Il sogno di Marras si ispira a «L’amante» e conquista Parigi

Daniela Fedi

da Parigi

«I piroscafi risalivano il fiume di Saigon a motori spenti». Comincia così l'ultimo capitolo dell’Amante, struggente romanzo autobiografico di Marguerite Duras che ha fatto da motore di ricerca per la quarta collezione Kenzo disegnata da Antonio Marras. La sfilata andata in scena ieri a Parigi è invece finita con le 60 modelle sul ponte della nave ricostruita in passerella per ribadire un messaggio meravigliosamente lanciato dai vestiti: il sogno del viaggio per mare di una francese molto elegante vista con gli occhi di un italiano molto colto.
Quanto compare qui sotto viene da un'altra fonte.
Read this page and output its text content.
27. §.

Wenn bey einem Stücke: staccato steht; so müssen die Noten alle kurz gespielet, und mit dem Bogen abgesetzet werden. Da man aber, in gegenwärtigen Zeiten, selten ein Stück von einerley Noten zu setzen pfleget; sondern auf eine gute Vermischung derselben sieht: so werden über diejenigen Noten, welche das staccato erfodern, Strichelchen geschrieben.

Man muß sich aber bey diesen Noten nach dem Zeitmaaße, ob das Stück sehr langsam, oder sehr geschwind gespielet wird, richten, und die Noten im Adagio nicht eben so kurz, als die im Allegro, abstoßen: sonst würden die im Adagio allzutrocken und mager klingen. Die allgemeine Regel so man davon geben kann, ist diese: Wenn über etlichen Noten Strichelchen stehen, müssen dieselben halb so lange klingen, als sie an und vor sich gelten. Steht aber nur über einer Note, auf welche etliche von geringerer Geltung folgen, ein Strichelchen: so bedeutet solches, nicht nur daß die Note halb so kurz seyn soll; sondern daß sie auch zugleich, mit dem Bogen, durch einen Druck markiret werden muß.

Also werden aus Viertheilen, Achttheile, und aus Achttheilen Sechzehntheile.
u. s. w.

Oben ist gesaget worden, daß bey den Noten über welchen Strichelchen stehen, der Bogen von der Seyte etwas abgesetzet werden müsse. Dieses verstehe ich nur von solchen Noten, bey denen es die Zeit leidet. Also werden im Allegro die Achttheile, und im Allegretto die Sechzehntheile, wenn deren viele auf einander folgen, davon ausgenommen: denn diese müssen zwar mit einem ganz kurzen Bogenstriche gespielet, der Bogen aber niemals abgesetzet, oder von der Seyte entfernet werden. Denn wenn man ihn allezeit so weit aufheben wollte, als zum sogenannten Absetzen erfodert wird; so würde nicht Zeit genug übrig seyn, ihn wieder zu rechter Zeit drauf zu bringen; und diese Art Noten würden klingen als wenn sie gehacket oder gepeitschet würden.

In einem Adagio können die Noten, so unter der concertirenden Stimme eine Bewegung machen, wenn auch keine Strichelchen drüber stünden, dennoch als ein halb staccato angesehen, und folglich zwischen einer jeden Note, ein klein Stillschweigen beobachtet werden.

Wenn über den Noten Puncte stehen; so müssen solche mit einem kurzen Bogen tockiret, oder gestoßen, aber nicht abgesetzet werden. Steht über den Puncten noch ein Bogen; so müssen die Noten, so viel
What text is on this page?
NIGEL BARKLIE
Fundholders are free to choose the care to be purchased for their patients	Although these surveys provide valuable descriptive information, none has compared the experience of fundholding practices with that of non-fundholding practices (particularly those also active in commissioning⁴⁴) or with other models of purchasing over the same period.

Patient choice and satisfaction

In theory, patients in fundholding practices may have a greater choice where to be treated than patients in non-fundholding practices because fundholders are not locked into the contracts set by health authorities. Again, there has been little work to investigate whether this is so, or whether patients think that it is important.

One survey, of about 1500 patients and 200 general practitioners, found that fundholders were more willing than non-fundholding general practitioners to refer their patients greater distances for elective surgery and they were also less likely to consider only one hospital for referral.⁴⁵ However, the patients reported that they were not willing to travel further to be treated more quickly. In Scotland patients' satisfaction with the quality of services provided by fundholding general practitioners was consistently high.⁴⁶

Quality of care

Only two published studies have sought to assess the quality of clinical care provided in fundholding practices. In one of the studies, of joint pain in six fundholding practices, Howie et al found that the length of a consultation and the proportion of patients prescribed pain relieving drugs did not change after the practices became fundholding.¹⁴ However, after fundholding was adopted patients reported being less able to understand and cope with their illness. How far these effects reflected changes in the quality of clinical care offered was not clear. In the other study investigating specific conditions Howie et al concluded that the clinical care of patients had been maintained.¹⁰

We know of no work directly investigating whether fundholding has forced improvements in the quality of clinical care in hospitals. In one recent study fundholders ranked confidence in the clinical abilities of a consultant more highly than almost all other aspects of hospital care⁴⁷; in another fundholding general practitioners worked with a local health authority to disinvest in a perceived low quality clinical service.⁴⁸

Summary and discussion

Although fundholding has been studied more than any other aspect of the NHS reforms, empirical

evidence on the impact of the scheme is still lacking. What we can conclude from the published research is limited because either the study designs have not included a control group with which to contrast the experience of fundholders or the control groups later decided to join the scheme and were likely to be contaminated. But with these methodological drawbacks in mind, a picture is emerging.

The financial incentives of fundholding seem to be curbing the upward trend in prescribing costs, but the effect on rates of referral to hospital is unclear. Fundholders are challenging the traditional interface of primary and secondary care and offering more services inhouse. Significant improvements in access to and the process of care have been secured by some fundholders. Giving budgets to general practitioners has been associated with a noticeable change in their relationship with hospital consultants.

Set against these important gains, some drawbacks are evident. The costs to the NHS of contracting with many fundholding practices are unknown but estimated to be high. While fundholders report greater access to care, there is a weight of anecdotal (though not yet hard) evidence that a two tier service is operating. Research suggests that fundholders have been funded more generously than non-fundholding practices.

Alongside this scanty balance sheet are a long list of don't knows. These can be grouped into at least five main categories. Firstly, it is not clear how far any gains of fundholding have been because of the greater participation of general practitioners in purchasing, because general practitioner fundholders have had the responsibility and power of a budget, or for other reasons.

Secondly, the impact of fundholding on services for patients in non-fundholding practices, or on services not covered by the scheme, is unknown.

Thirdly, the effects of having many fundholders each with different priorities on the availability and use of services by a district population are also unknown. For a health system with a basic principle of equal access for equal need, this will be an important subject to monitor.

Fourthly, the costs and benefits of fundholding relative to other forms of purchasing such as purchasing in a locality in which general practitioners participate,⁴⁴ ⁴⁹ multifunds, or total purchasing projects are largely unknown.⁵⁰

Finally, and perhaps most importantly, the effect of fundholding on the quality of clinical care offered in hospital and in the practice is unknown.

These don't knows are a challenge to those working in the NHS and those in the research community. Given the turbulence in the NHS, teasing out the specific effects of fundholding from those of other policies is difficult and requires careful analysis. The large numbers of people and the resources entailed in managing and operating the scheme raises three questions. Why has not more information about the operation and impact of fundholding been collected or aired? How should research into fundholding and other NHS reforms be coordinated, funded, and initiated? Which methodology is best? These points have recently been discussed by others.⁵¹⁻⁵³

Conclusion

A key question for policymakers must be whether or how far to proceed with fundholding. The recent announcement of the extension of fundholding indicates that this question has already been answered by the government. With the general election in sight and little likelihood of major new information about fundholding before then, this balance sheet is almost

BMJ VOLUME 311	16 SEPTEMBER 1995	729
Al di là della commozione inevitabile davanti a un'immagine evocativa del felliniano «E la nave va», nel settore dedicato alla presse d'Italie serpeggiava l'orgoglio per il successo di un connazionale in questa stupenda e difficile città che non fa sconti a nessuno quando si parla di moda. «In soli due anni Marras ha saputo ricreare una forte identità per Kenzo facendo crescere il business del 21 per cento» dicevano invece soddisfatti i dirigenti del Gruppo Lvmh (Louis Vuitton Moet Hennessy) che da tempo controlla la griffe.
Del resto la bellezza dei modelli parlava da sola: mai visto un uso così moderno e raffinato delle classiche righe bianche-rosse-blu che da sempre caratterizzano il perfetto stile marinaro. Gli ampi pantaloni a vita alta si alternavano alle lunghe gonne enfatizzando l'armoniosa silhouette dell'eterno caban blu che Marras profila con gli stessi tessuti fantasia (piccoli pois su fondo azzurro, righe a contrasto oppure quadretti da tovaglia) usati poi sugli abiti, le camiciette e gli accessori. Tailleur fatti con i centrini di pizzo, lunghe tuniche lavorate all'uncinetto e spettacolari abiti da sera (aveva qualcosa di speciale perfino lo smoking indossato da Simonetta Gianfelice per far la parte del ricco amante cinese della ragazzina) completavano il cerchio di una superba collezione in cui non mancavano delicati riferimenti all'infanzia perduta. «Li ho trovati nell'archivio di Kenzo - ha detto Marras - e visto che il libro parla dell'accesso adolescenziale al desiderio, mi è sembrato giusto ristabilire le distanze tra etica ed estetica». Così ha fatto disegnare la stoffa di un camicione a balze al figlio Leo di sette anni e ai suoi compagni di classe. E questo modello confuso tra gli altri metteva l'accento sul lato umano della rarefatta eleganza francese degli anni Trenta.
Dall'Indocina alla Riviera nello stesso periodo storico il passo è breve se a farlo è un maestro come Jean Paul Gaultier che per la divina collezione Hermés si è ispirato alle indimenticabili fotografie scattate da Henri Lartigue a Deauville o in Costa Azzurra. Il lusso estremo di una candida camicia allungata fino a diventare la versione moderna dello chemisier, lo chic stellare di un affusolato completo pantaloni-soprabito con il classico motivo della «Toil de Jouy» da tappezzeria stampato su seta verde oppure aurora e la straordinaria armonia di forme, decorazioni, colori, rispondevano nel modo migliore all'antipatica domanda: «Perché spendere cifre da capogiro per vestire Hermés?». Per conquistare un allure da vera signora non basta una Kelly in coccodrillo (c'erano anche quelle, formato mignon, oltre alla nuova versione pochette declinata anche in Panama, come gli onnipresenti cappelli) serve piuttosto quel certo non-so-che magistralmente tradotto in moda dallo storico marchio nelle mani di Gaultier.

Non basta neppure un innegabile talento nel taglio e un buon esercizio di stile sugli accessori per salvare la più brutta collezione disegnata da Alexander McQueen. La sua idea della dea greca in salsa rock era hollywodiana senza emozione e già ampiamente vista. Da uno stilista così ci si aspetta di più.